Secara terminologi, “Tabasyir al-Fajr” atau “Tabasyir ash-Shubh” adalah berkas sinar Matahari yang mulai tampak menjulang vertikal di horison timur yang menjadi tanda segera munculnya fajar sadik. Artinnya, “Tabasyir al-Fajr” sejatinya bukan dan atau belum dikategorikan sebagai waktu Subuh oleh karena belum membentang di horison, baik ke sisi kanan maupun ke sisi kiri horioson. Sementara itu berdasarkan sejumlah hadis Nabi Saw, kondisi alam seemacam ini adalah waktu terbaik melaksanakan salat witir.
Dalam literatur klasik, istilah “Tabaysir al-Fajr” antara lain terdapat dalam kitab “al-Mu’jam al-Kabir” karya Al-Thabarani (w. 360 H/971 M) dimana dalam kitab ini dikisahkan perbincangan dua orang sahabat yaitu antara Ibn Mas’ud dan Huzaifah, dimana tatkala keduanya melihat “tabasyir al-fajr” segera keduanya melaksanakan salat sunah witir. Praktik dua sahabat ini menunjukkan bahwa cahaya awal yang muncul dan tampak ketika itu bukan cahaya fajar sadik sebagai pertanda waktu Subuh, namun ia masih dikategorikan fajar kazib. Sementara itu dalam sejumlah riwayat juga disebutkan bahwa waktu (fenomena) “tabasyir al-fajr” ini merupakan waktu yang paling utama untuk melaksanakan salat sunah witir.

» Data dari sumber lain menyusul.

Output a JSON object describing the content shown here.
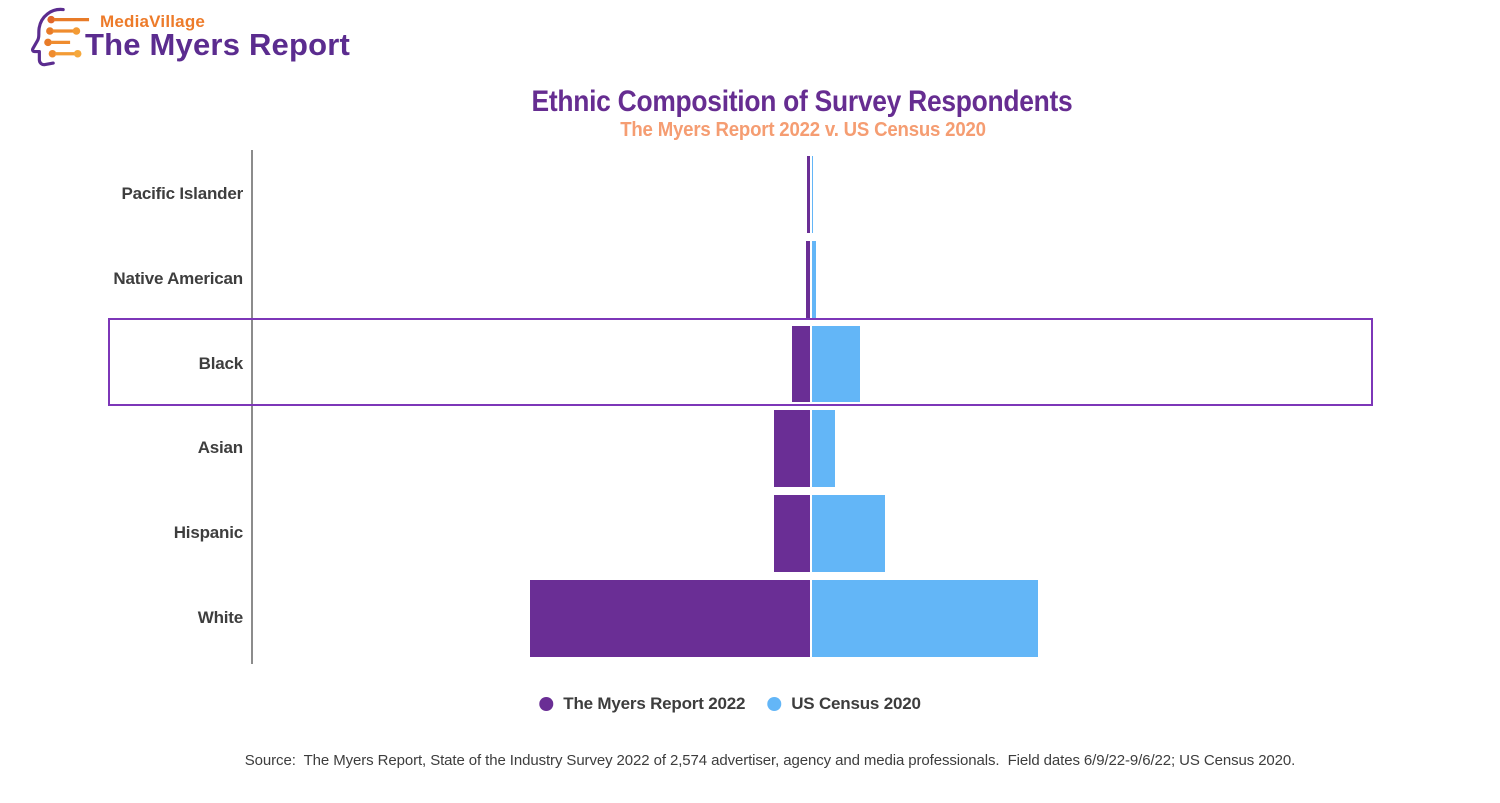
{
  "logo": {
    "brand": "MediaVillage",
    "title": "The Myers Report"
  },
  "header": {
    "title": "Ethnic Composition of Survey Respondents",
    "subtitle": "The Myers Report 2022 v. US Census 2020"
  },
  "chart_data": {
    "type": "bar",
    "orientation": "horizontal-diverging",
    "value_unit": "percent",
    "value_labels_shown": false,
    "grid": false,
    "legend_position": "bottom-center",
    "categories": [
      "Pacific Islander",
      "Native American",
      "Black",
      "Asian",
      "Hispanic",
      "White"
    ],
    "series": [
      {
        "name": "The Myers Report 2022",
        "color": "#6a2e95",
        "direction": "left",
        "values": [
          0.6,
          0.8,
          4.5,
          9.0,
          9.0,
          71.5
        ]
      },
      {
        "name": "US Census 2020",
        "color": "#63b6f7",
        "direction": "right",
        "values": [
          0.4,
          1.1,
          12.4,
          6.0,
          18.7,
          57.8
        ]
      }
    ],
    "highlighted_category": "Black",
    "highlight_color": "#7d36b8"
  },
  "legend": [
    {
      "label": "The Myers Report 2022",
      "color": "#6a2e95"
    },
    {
      "label": "US Census 2020",
      "color": "#63b6f7"
    }
  ],
  "footer": {
    "source": "Source:  The Myers Report, State of the Industry Survey 2022 of 2,574 advertiser, agency and media professionals.  Field dates 6/9/22-9/6/22; US Census 2020."
  },
  "colors": {
    "title": "#662d91",
    "subtitle": "#f59d72",
    "label_text": "#3e3e3e",
    "axis_line": "#8c8c8c",
    "logo_brand": "#ed7b2a",
    "logo_title": "#5b2c8f",
    "background": "#ffffff"
  }
}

Fakta ini mengindikasikan pula bahwa setiap cahaya yang ada dan pertama tampak di penjuru ufuk timur (titik Matahari terbit) bukanlah fajar sadik, namun adakalanya ia adalah apa yang disebut “Tabasyir al-Fajr”, yang masih dikategorikan fajar kazib. Dalam astronomi, diketahui bahwa penurunan magnitudo karena munculnya cahaya tidak harus oleh cahaya fajar sadik, namun dapat pula cahaya fajar kazib itu sendiri, atau yang disebut “tabasyir al-Shubh”.
Al-Baihaqy (w. 458 H/1066 M) misalnya dalam “Ma’rifah as-Sunan wa al-Atsar” dan Ibn Aby Syaibah (w. 235 H/849 H) dalam “al-Mushannaf” menginformasikan bahwa Imam Ali ra keluar menemui beberapa sahabatnya yang kala itu sedang menyaksikan “tabasyir al-fajr”. Lantas Imam Ali mengajak mereka untuk melaksanakan salat witir. Selanjutnya Imam Ali berkata bahwa fenomena “tabasyir al-fajr” itu adalah sebaik-baik waktu untuk melaksanakan salat witir. Lalu tatkala fajar sadik muncul, maka itu adalah pertanda dapat dimulainya salat fardu Subuh.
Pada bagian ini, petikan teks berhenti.